Transcribe

Unstable API 0.10.0 @project-lakechain/transcribe-audio-processor

The Transcribe audio processor is based on the Amazon Transcribe and enables developers to create scalable transcription pipelines for audio documents.

📝 Transcribing Audio

To use this middleware, you import it in your CDK stack and instantiate it as part of a pipeline.

import { TranscribeAudioProcessor } from '@project-lakechain/transcribe-audio-processor';
import { CacheStorage } from '@project-lakechain/core';

class Stack extends cdk.Stack {
  constructor(scope: cdk.Construct, id: string) {
    // The cache storage.
    const cache = new CacheStorage(this, 'Cache');

    // Transcribe audio documents to text.
    const transcribe = new TranscribeAudioProcessor.Builder()
      .withScope(this)
      .withIdentifier('TranscribeAudioProcessor')
      .withCacheStorage(cache)
      .withSource(source) // 👈 Specify a data source
      .build();
  }
}

Output Formats

This middleware supports transcribing audio documents into different output formats. By default, the vtt subtitle format is used. You can however specify one or multiple output formats by passing them to the withOutputFormats method.

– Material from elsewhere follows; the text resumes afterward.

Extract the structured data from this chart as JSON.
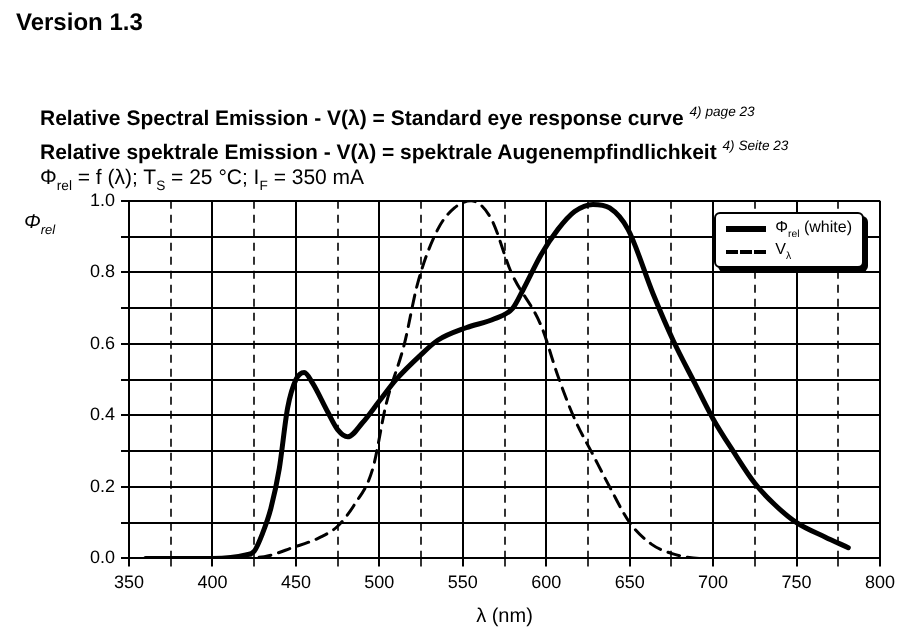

💁 When specifying multiple output formats, this middleware will output multiple output documents, one for each format, to the next middlewares in the pipeline.

import { TranscribeAudioProcessor, OutputFormat } from '@project-lakechain/transcribe-audio-processor';

const transcribe = new TranscribeAudioProcessor.Builder()
  .withScope(this)
  .withIdentifier('TranscribeAudioProcessor')
  .withCacheStorage(cache)
  .withSource(source)
  .withOutputFormats('vtt', 'srt') // 👈 Output formats
  .build();

You can choose between the following output formats : srt, vtt, and json.

🏗️ Architecture

This middleware implements an event-driven architecture leveraging Amazon Transcribe batch jobs in order to support bigger documents, and runs several Lambda functions to orchestrate the transcription jobs.

This design makes it possible to not spend time waiting for the transcriptions to be completed, but instead asynchronously keeps tracks of each transcription jobs and forwards them to the next middlewares in the pipeline once they are completed.

Architecture

🏷️ Properties

Supported Inputs

Mime Type	Description
`audio/mpeg`	MP3 audio documents.
`audio/mp4`	MP4 audio documents.
`audio/x-m4a`	M4A audio documents.
`audio/wav`	WAV audio documents.
`audio/webm`	WEBM audio documents.
`audio/flac`	FLAC audio documents.
`audio/x-flac`	FLAC audio documents.
`audio/ogg`	OGG audio documents.
`audio/x-ogg`	OGG audio documents.
`audio/amr`	AMR audio documents.

Supported Outputs

Mime Type	Description
`application/x-subrip`	SRT subtitle documents.
`text/vtt`	VTT subtitle documents.
`application/json+amazon-transcribe`	JSON subtitle documents.

Supported Compute Types

Type	Description
`CPU`	This middleware only supports CPU compute.

📖 Examples

Transcribe Pipeline - Builds a pipeline for transcribing audio documents using Amazon Transcribe.